Decreto "Ristori-bis", pronto un fondo straordinario a sostegno degli enti del Terzo Settore

Ammonta a 70 milioni il fondo straordinario a sostegno degli enti del Terzo Settore contenuto nel decreto Ristori-bis pubblicato in Gazzetta Ufficiale lo scorso 9 novembre. 

 

La cifra, relativa al 2021, sarà gestita dal Ministero del Lavoro e delle Politiche Sociali e destinata alle organizzazioni di volontariato, alle associazioni di promozione sociale e alle organizzazioni non lucrative iscritte nei registri regionali e delle province autonome e nelle relative anagrafi. Ma non solo.

 

Il provvedimento prevede anche una modifica a quanto indicato nel primo Decreto ristori, relativa al contributo a fondo perduto a favore di coloro che, con partita Iva, svolgono attività riferite ai codici ATECO (ATtività ECOnomiche), la classificazione adottata dall'ISTAT per le rilevazioni statistiche nazionali di carattere economico. Tra le integrazioni contenute nel Ristori-bis ci sono i corsi sportivi e ricreativi, le scuole di danza e le attività di biblioteche e archivi. Stesso discorso per i soggetti che esercitano questo tipo di attività nelle cosiddette “zone rosse”.

 

Come ha dichiarato la portavoce del Forum del Terzo Settore, Claudia Fiaschi, «si tratta di uno strumento su cui potranno basarsi anche i provvedimenti successivi.
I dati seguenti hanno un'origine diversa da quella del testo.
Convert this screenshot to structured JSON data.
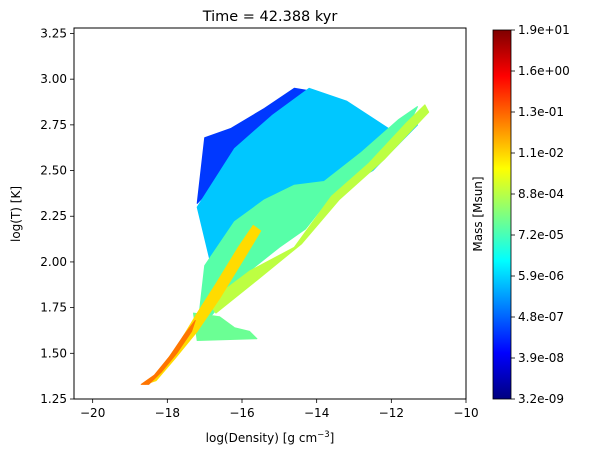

Tuttavia, nonostante molti enti abbiano così modo di trovare una maggiore capacità operativa per le loro attività, non possiamo pensare che si tratti di una somma sufficiente a coprire tutte le realtà che potrebbero averne bisogno. Sullo stesso decreto, infatti, il Terzo Settore è rimasto fuori da qualsiasi discorso relativo alla gestione dell'Imu, un tema su cui continueremo a lavorare per accrescere la sensibilità verso il nostro mondo. Un mondo che, come il fondo straordinario dimostra, sta venendo ascoltato».